Every year Quit India Day is observed on August 8 to commemorate the occasion.
About Quit India Movement Day
- Every year Quit India Day is observed on August 8 to commemorate the occasion.
- This year marks the 81st anniversary of the event.
What is the Quit India Movement?
- The Quit India Movement, also known as the August Movement or Bharat Chodo Andolan, was a significant civil disobedience movement launched by Mahatma Gandhi and the Indian National Congress on August 8, 1942 at Gowalia Tank Maidan also known as August Kranti Maidan in Bombay.
- On this day, August 8th, in 1942, Gandhi gave the famous "Do or Die" speech, urging the Indian people to act decisively and nonviolently against British rule.
- While factors leading to such a movement had been building up, matters came to a head with the failure of the Cripps Mission.
- The failure of the Cripps Mission made Gandhi realise that freedom would come only if Indians fought tooth and nail for it.

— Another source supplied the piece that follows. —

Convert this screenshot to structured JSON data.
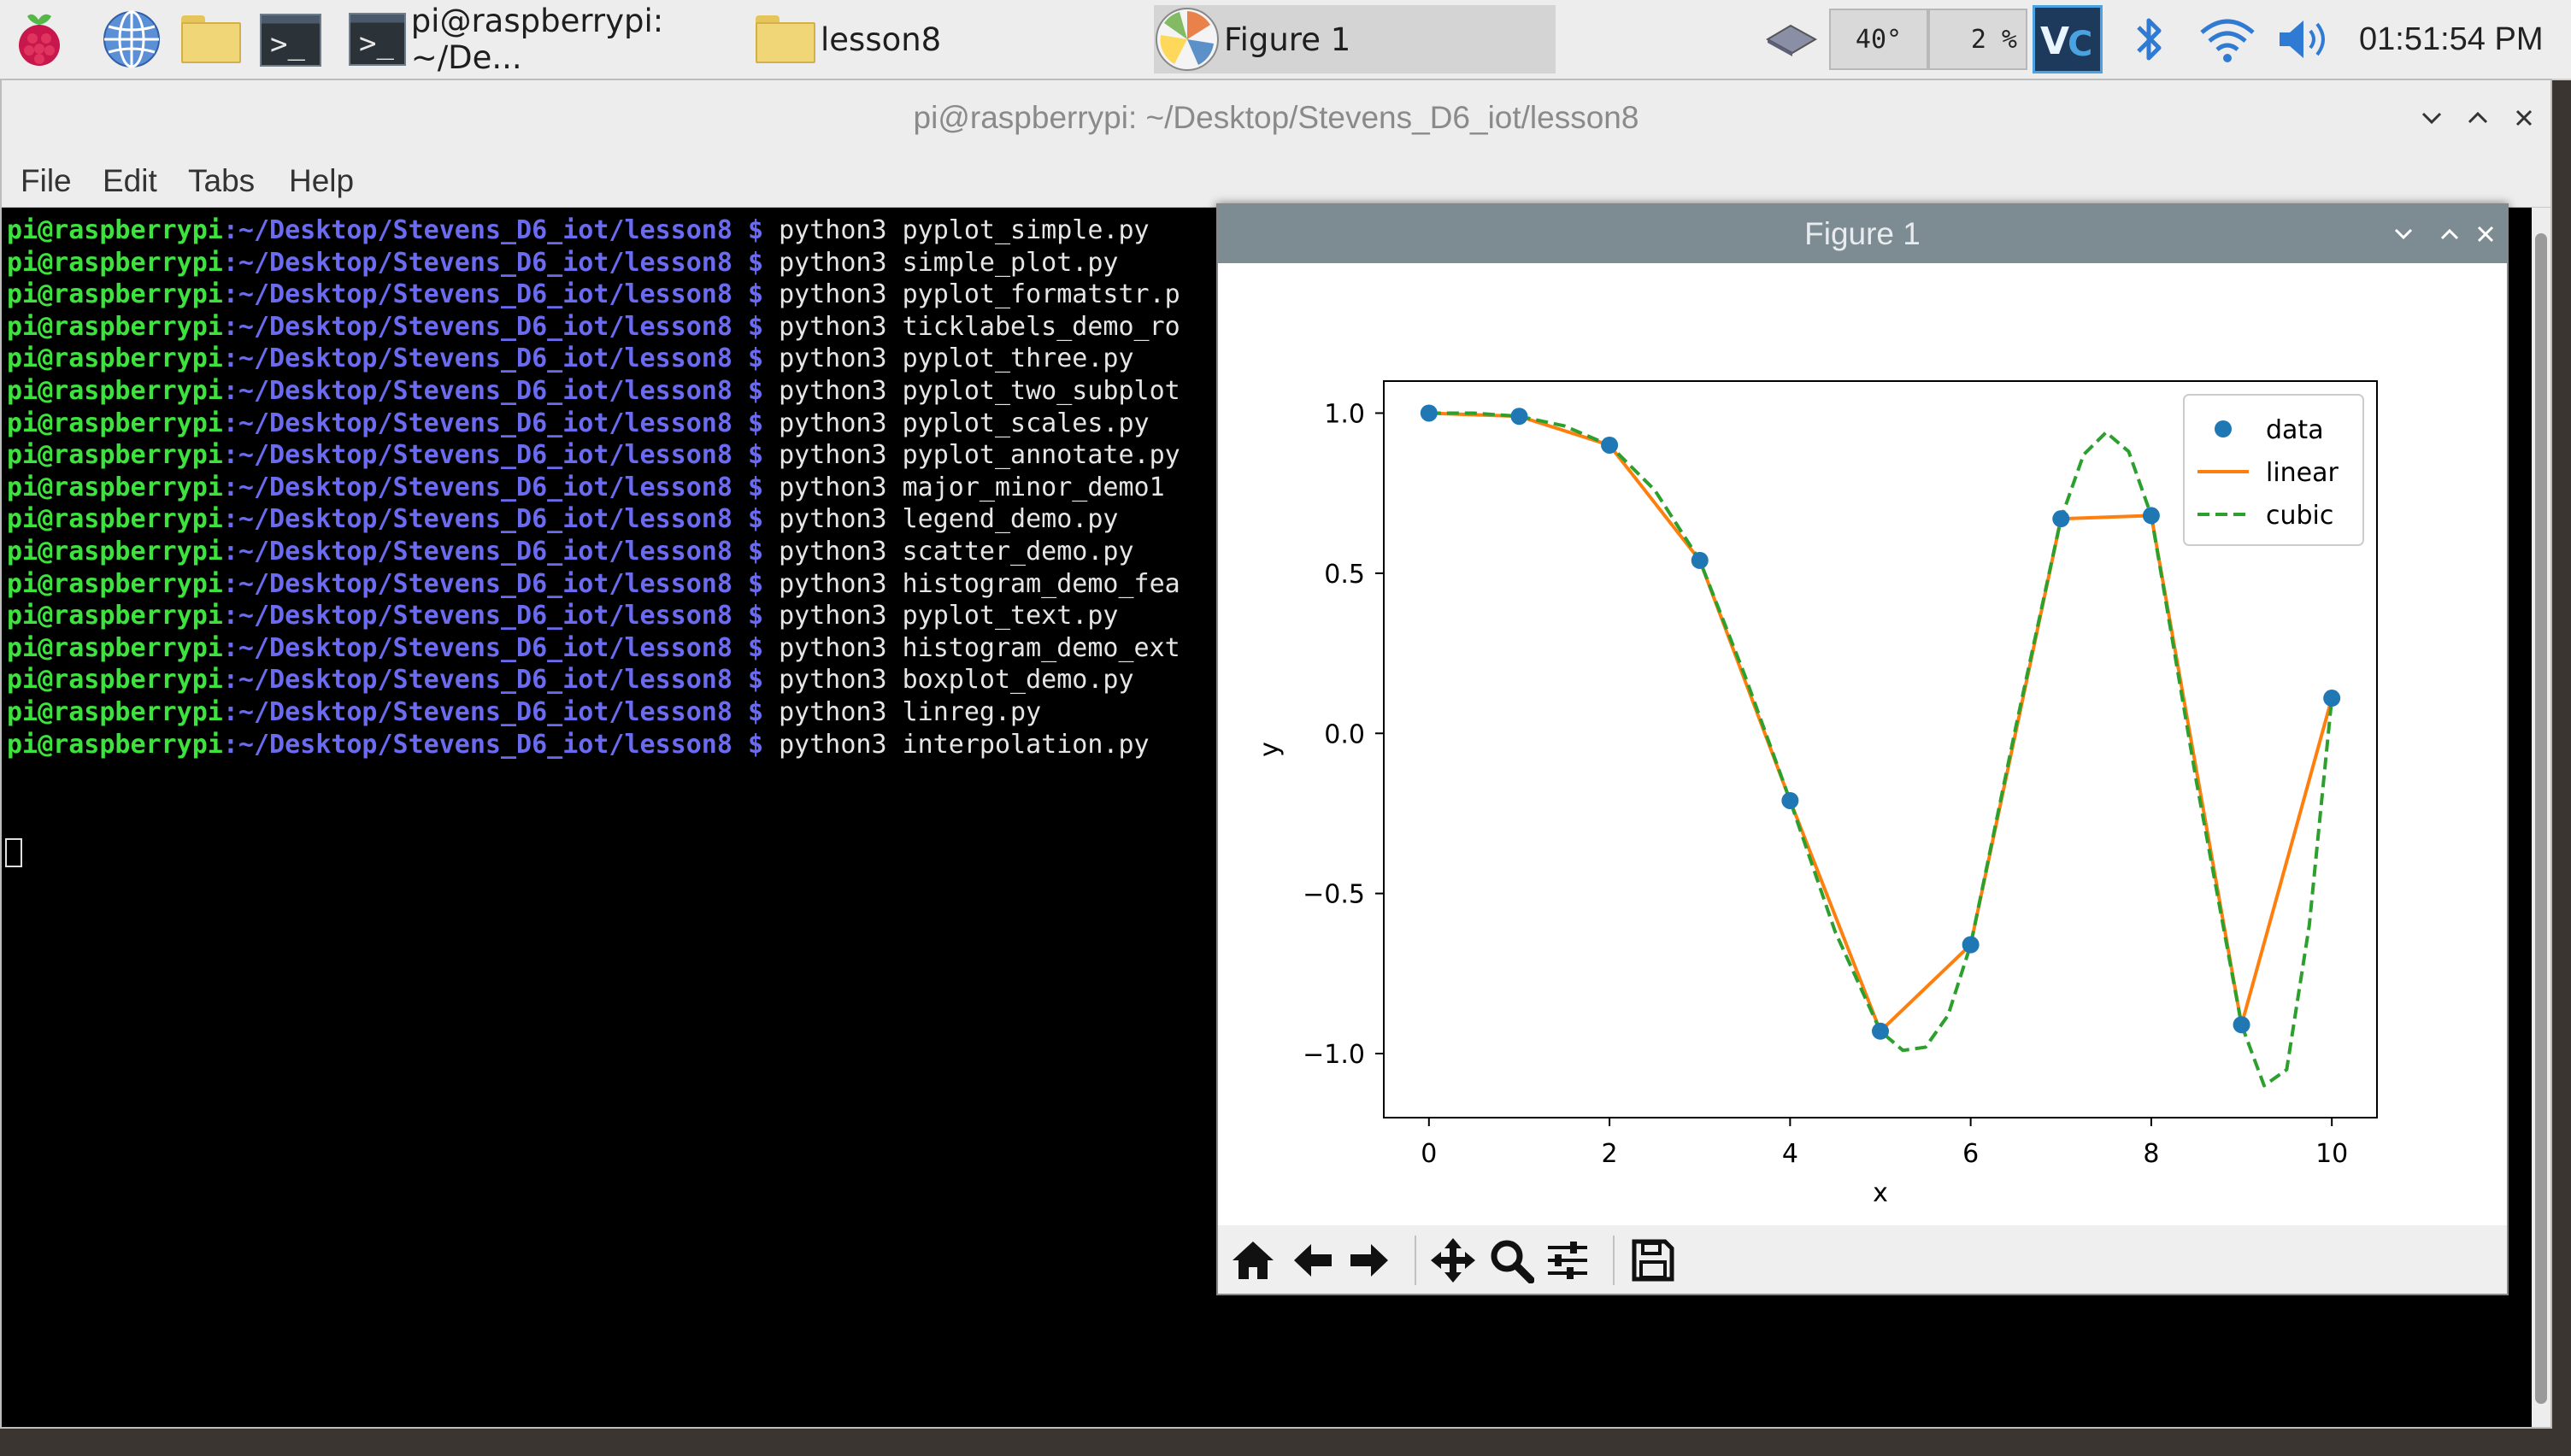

- The movement aimed to demand an end to British colonial rule in India and achieve full independence.
- Mass Protests:
- The movement saw widespread protests, strikes and acts of civil disobedience across the country.
- People participated in marches, demonstrations, and various forms of nonviolent resistance.

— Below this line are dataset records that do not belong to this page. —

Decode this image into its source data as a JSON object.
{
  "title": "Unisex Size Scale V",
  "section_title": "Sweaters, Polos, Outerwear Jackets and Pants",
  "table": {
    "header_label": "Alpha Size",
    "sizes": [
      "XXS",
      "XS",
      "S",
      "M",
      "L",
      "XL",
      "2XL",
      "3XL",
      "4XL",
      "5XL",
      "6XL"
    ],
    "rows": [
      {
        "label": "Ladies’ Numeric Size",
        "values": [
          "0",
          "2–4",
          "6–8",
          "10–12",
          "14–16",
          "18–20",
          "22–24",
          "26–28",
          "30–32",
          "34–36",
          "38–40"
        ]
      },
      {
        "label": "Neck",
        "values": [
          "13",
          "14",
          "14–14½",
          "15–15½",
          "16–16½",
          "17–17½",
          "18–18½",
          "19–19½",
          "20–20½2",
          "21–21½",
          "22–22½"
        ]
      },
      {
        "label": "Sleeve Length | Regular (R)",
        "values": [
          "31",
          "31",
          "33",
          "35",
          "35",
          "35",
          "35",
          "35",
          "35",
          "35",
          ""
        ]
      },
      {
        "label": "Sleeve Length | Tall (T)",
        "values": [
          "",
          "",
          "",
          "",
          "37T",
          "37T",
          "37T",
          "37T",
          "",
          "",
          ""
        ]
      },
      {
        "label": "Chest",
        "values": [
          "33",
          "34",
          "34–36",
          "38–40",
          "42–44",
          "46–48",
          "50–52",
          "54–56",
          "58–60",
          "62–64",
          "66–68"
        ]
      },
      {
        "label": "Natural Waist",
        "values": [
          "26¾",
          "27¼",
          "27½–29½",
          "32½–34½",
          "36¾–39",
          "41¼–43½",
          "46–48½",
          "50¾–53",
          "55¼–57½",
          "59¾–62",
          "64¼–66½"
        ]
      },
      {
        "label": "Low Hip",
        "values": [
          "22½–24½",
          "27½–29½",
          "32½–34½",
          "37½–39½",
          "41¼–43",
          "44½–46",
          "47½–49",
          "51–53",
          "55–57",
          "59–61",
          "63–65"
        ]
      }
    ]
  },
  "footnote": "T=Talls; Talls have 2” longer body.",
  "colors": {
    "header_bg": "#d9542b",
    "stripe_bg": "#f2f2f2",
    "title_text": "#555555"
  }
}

- Women played a vital role in the Quit India Movement, displaying immense courage and leadership.
- During the movement, parallel governments were set up in Ballia (Uttar Pradesh), Satara (Maharashtra), Tamluk (West Bengal), and Talcher (Odisha).

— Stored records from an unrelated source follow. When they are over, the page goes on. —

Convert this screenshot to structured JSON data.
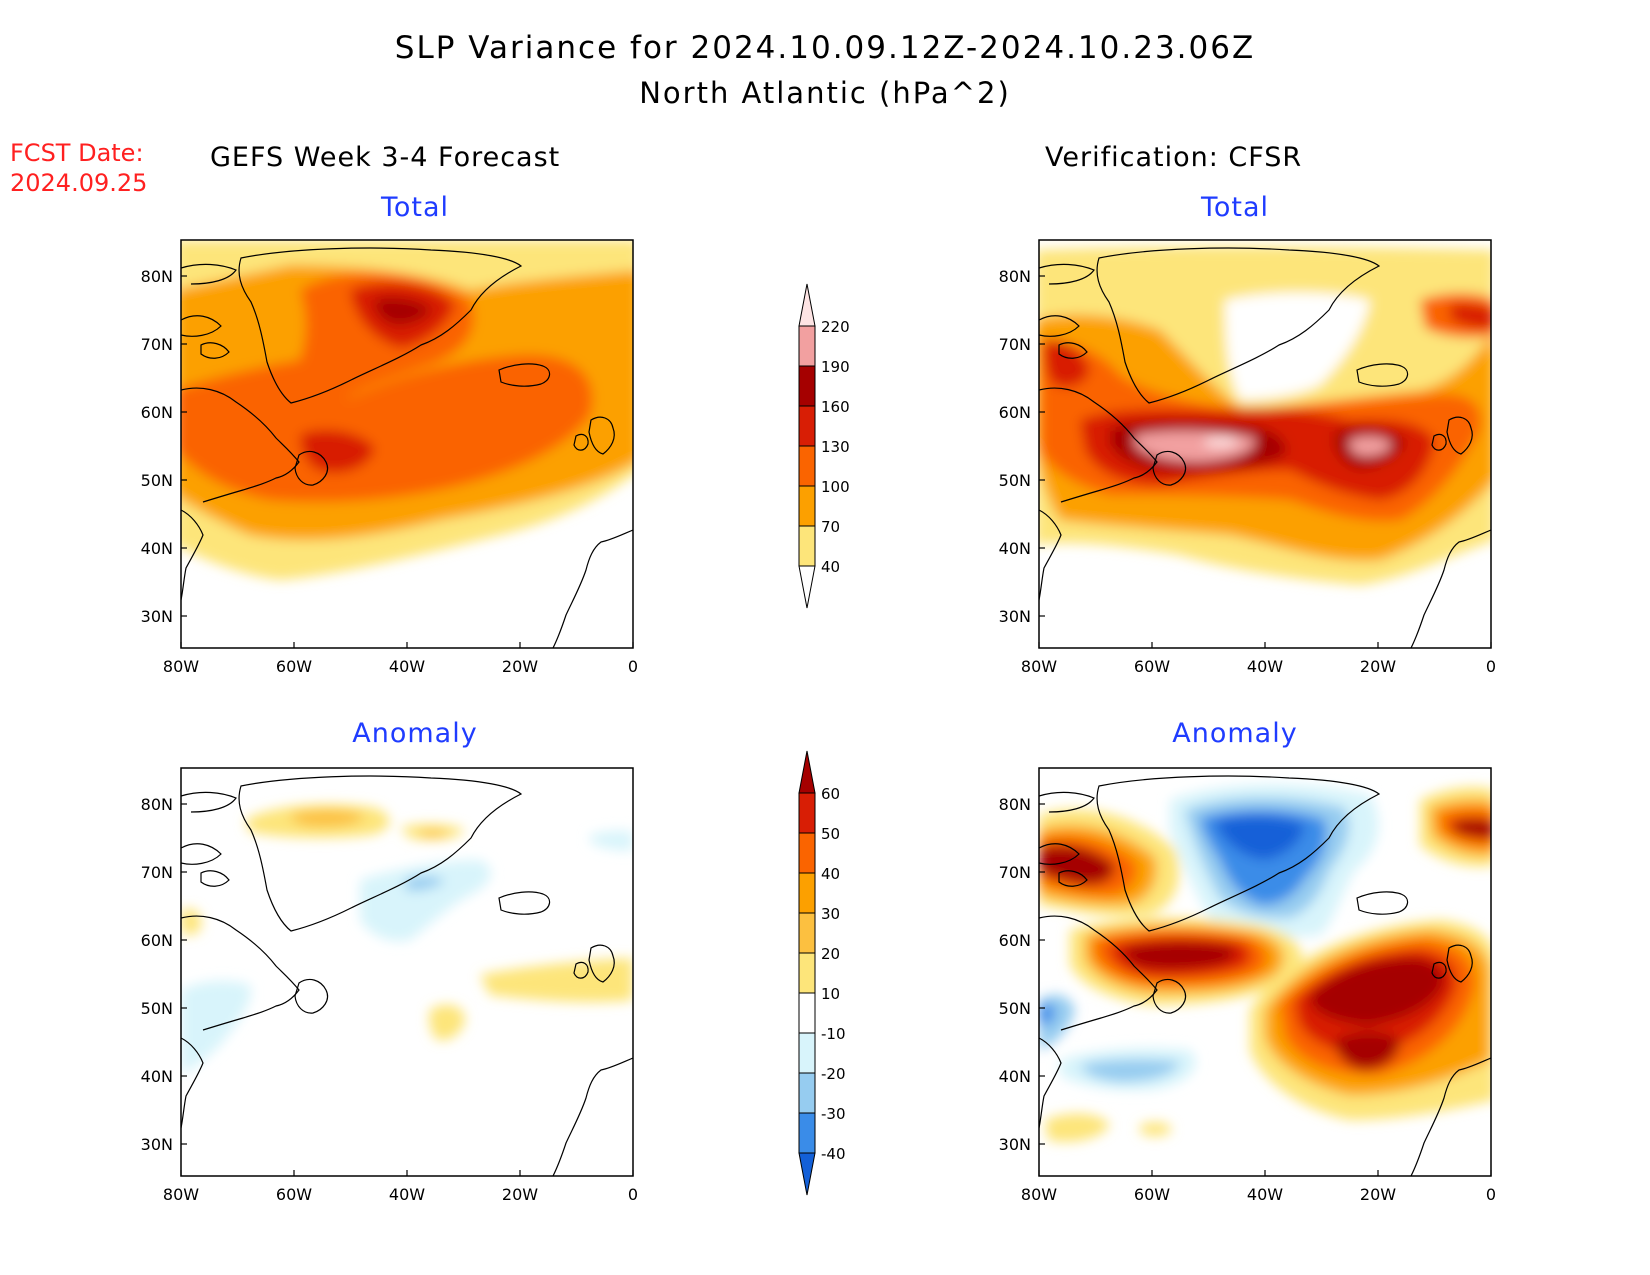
{
  "header": {
    "title": "SLP Variance for 2024.10.09.12Z-2024.10.23.06Z",
    "subtitle": "North Atlantic (hPa^2)",
    "fcst_label": "FCST Date:",
    "fcst_date": "2024.09.25"
  },
  "columns": {
    "left": "GEFS Week 3-4 Forecast",
    "right": "Verification: CFSR"
  },
  "panels": {
    "top_left_title": "Total",
    "top_right_title": "Total",
    "bottom_left_title": "Anomaly",
    "bottom_right_title": "Anomaly"
  },
  "axes": {
    "lat_labels": [
      "80N",
      "70N",
      "60N",
      "50N",
      "40N",
      "30N"
    ],
    "lon_labels": [
      "80W",
      "60W",
      "40W",
      "20W",
      "0"
    ]
  },
  "colorbars": {
    "total": {
      "levels": [
        "220",
        "190",
        "160",
        "130",
        "100",
        "70",
        "40"
      ],
      "colors": [
        "#fde4e4",
        "#f2a0a0",
        "#a50000",
        "#d81e05",
        "#fa6400",
        "#fca000",
        "#fde57a"
      ]
    },
    "anomaly": {
      "levels": [
        "60",
        "50",
        "40",
        "30",
        "20",
        "10",
        "-10",
        "-20",
        "-30",
        "-40"
      ],
      "colors": [
        "#a50000",
        "#d81e05",
        "#fa6400",
        "#fca000",
        "#fcc040",
        "#fde57a",
        "#ffffff",
        "#d8f4fb",
        "#96ccf0",
        "#3a8ce8",
        "#1360d8"
      ]
    }
  }
}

- Numerous arrests were made following the protest. Many top leaders of Congress, including Mahatma Gandhi, Jawaharlal Nehru and Sardar Vallabhbhai Patel, were also arrested.
Q1) What is the Cripps Mission?
The Cripps Mission refers to a diplomatic initiative sent by the British government to India in March 1942, during World War II. The mission was led by Sir Stafford Cripps, a senior British politician and government minister. The primary objective of the Cripps Mission was to secure India's support for the British war effort in exchange for self-governance and political concessions.